Focus-Werbeumsatzerhebung: „Die Kombination aus Mess- und Befragungsmethode zeigt beweisbar Schwächen.”

Gastkommentar ••• Von Friedrich Dungl

Letzte Woche wurden die Focus-Zahlen für 2023 veröffentlicht. Diese weisen der Werbung in Österreich ein „hauchdünnes Plus” von 0,3% aus. Soweit, so erfreulich. Das Focus-„Bruttowerbevolumen” ist die Summe der „Tarifwerte vor Steuern”. Basis sind die Preislisten der Werbeträger. Focus zählt, misst und stoppt Inserat- und Plakatflächen, Werbespots in TV und Radio und Online-Werbebanner. Diese Werbeleistung wird mit dem jeweiligen Tarifwert (exkl. Steuern) bewertet und geht so in die Statistik ein, da die gewährten Rabatte nicht bekannt sind.

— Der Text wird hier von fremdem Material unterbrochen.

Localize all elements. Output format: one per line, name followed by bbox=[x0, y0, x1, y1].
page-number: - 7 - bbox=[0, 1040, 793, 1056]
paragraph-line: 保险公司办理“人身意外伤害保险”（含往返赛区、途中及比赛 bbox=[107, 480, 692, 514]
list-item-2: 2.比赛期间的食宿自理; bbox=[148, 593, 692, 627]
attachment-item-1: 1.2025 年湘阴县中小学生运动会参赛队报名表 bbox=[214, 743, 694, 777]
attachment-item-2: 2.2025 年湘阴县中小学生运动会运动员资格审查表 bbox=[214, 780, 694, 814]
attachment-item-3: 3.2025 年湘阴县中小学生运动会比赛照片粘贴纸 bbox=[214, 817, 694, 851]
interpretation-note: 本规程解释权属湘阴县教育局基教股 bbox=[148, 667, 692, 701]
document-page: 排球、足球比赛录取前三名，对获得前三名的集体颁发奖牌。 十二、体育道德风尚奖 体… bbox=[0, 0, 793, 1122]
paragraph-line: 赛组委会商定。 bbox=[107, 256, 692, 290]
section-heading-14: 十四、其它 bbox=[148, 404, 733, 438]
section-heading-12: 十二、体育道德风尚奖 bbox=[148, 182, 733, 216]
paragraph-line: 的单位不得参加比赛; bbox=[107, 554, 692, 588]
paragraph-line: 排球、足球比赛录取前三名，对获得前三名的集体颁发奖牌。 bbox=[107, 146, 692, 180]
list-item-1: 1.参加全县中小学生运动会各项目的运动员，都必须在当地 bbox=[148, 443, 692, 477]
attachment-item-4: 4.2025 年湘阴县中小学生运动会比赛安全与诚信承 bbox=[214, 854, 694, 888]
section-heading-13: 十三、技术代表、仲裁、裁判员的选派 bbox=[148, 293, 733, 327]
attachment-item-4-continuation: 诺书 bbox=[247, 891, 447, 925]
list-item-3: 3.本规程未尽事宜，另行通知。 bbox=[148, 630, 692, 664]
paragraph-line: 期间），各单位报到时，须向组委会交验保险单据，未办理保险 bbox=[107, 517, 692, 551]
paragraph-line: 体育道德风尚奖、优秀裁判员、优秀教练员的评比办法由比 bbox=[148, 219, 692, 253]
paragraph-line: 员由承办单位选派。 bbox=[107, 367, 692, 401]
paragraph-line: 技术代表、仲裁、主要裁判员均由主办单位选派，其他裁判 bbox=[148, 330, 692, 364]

Daran ist grundsätzlich nichts falsch.

Es wird also kein tatsächlicher Netto-Umsatz abgebildet, sondern vielmehr ein abstrakter Wert. Darauf wird auch seriös hingewiesen. Und nachdem die Methode immer gleich ist, könnte man meinen, dass der Vergleich zwischen Werbeträgern oder Entwicklungen in der Zeitreihe zulässig, weil immer gleich „falsch” ist. Und das ist ein Irrtum. In wirtschaftlich herausfordernden Situationen versuchen Unternehmen, ihren Umsatz zu halten, indem sie Kunden für das gleiche Geld mehr Leistung anbieten. Die berüchtigte Brutto-Netto-Schere geht auf. Bei manchen Marktteilnehmern mehr, bei anderen weniger.
Focus misst also unter Umständen mehr Werbeleistung, trotz sinkendem Umsatz und umgekehrt. Durch diese Verzerrungen ist die Vergleichbarkeit nur eingeschränkt gegeben.
Internationale Tech-Riesen, wir könnten sie auch GAFAs (GAFA steht für Google, Apple, Facebook und Amazon, Anm.) nennen, sind von Focus schwierig zu fassen. Wie sollte man die unzähligen Ads und Postings zählen? Die Werte beruhen – auch hier ist Focus transparent und sauber – auf Interviews mit Expertinnen und Experten. Online kommt demnach 2023 „erstmals über 20 Prozent (Marktanteil) zu stehen”. Dieser Wert ist bei Weitem zu niedrig geschätzt, und die Kombination aus Mess- und Befragungsmethode zeigt hier beweisbar Schwächen.

Die harte Währung

Als gelernter Österreicher weiß man, dass das Finanzamt sehr stur sein kann, wenn es darum geht, Steuern abzuliefern. Und Steuerpflichtige zeigen sehr wenig Bereitschaft, mehr Steuern zu zahlen, als unbedingt nötig. Daher besteht eine zuverlässige Korrelation zwischen Steuer und Umsatz.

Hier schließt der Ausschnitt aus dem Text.